Each element in the matrix has three information: row label, column label and element value. Putting elements into the array as needed is triplet storage. The storage structure can be an object containing element information, or it can be simplified to an array of length 3. The storage mode of triplet can easily record track information or free curve information similar to the following figure. By pushing and pop the array, it can be easily back and forward.

The track information in the figure above is stored as an array triplet as follows, with the element value representing the current number of elements. You can also use objects to record time and other information.

[[1,1,1], [5,8,2], [4,3,3], [1,5,4]Copy the code

Let’s set up an undoStack record fallback in this way.

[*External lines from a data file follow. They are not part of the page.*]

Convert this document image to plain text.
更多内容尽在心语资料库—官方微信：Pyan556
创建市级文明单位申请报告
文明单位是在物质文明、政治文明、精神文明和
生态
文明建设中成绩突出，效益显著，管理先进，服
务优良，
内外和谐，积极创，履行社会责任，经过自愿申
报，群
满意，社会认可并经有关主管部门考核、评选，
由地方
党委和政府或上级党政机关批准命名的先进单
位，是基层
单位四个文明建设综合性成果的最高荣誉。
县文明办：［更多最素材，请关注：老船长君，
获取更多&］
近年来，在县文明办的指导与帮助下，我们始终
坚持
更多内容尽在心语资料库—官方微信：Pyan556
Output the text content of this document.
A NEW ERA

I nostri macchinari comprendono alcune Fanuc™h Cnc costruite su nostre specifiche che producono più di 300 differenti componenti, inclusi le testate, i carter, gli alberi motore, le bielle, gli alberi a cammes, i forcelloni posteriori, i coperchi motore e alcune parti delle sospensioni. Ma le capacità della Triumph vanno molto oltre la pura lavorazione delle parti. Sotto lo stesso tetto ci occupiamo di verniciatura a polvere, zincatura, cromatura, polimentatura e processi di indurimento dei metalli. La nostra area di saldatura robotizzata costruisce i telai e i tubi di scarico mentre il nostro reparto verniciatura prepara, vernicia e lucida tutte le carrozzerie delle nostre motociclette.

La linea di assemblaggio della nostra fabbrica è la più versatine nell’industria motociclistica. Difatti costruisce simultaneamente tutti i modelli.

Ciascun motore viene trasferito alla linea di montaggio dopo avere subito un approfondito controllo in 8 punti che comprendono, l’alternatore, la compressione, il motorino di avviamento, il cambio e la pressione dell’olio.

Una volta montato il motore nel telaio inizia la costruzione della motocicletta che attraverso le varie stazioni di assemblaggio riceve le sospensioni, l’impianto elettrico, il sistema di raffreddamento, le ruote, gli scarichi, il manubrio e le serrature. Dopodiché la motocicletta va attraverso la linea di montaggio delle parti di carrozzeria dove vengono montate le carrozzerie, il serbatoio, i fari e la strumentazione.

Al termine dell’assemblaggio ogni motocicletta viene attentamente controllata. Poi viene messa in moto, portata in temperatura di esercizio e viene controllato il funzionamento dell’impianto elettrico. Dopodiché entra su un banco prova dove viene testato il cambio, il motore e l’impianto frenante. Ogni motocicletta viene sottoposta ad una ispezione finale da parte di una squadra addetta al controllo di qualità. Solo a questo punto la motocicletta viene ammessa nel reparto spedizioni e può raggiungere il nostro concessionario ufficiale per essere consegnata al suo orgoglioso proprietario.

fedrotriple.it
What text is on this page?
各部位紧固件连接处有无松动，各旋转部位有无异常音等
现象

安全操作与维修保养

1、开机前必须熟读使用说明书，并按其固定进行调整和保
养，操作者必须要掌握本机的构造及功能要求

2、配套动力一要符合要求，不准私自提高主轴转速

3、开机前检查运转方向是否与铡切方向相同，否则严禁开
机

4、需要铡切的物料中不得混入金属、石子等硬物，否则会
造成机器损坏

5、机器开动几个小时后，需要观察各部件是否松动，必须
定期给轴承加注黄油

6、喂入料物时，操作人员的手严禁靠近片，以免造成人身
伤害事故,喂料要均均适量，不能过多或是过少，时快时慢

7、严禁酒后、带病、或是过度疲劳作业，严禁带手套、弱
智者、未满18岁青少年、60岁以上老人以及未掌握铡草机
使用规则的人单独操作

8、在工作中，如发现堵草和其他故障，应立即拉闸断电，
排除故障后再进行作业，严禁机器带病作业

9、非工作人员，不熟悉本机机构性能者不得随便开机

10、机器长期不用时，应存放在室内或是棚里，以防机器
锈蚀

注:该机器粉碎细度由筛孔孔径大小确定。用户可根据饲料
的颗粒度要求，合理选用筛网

function TSMatrix(){ this._array = []; this.undoStack = [] } TSMatrix.prototype.addNode = function(row, col, value){ this._array.push([row, col, value]) } TSMatrix.prototype.canUndo = function(){ return this._array.length > 0; } TSMatrix.prototype.undo = function(){ if(this._array.length > 0){ this.undoStack.push(this._array.pop()) } } TSMatrix.prototype.canRedo = function(){ return this.undoStack.length > 0; } TSMatrix.prototype.redo = function(){ if(this._array.length > 0){ this._array.push(this.undoStack.pop()) } } TSMatrix.prototype.print = function(){ console.log(JSON.stringify(this._array)) } let mat = new TSMatrix(); mat.addNode(1, 1, 1) mat.addNode(5, 8, 2) mat.addNode(4, 3, 3) mat.addNode(1, 5, 4) mat. Print () / / [,1,1 [1], [5,8,2], filling [4], [1,5,4]] mat. Undo (mat). Print () / / [,1,1 [1], [5,8,2], [4 filling]] mat. Redo () Mat. Print () / / [,1,1 [1], [5,8,2], filling [4], [1,5,4]]Copy the code

In addition to the above two methods, you can also combine the above methods to create cross-linked lists for more complex scenarios. Give it a thumbs up if you’re interested and we’ll pick it up next time.

We’ll continue to bring you in-depth decryption of other front-end spreadsheet technologies in the future, so don’t miss it.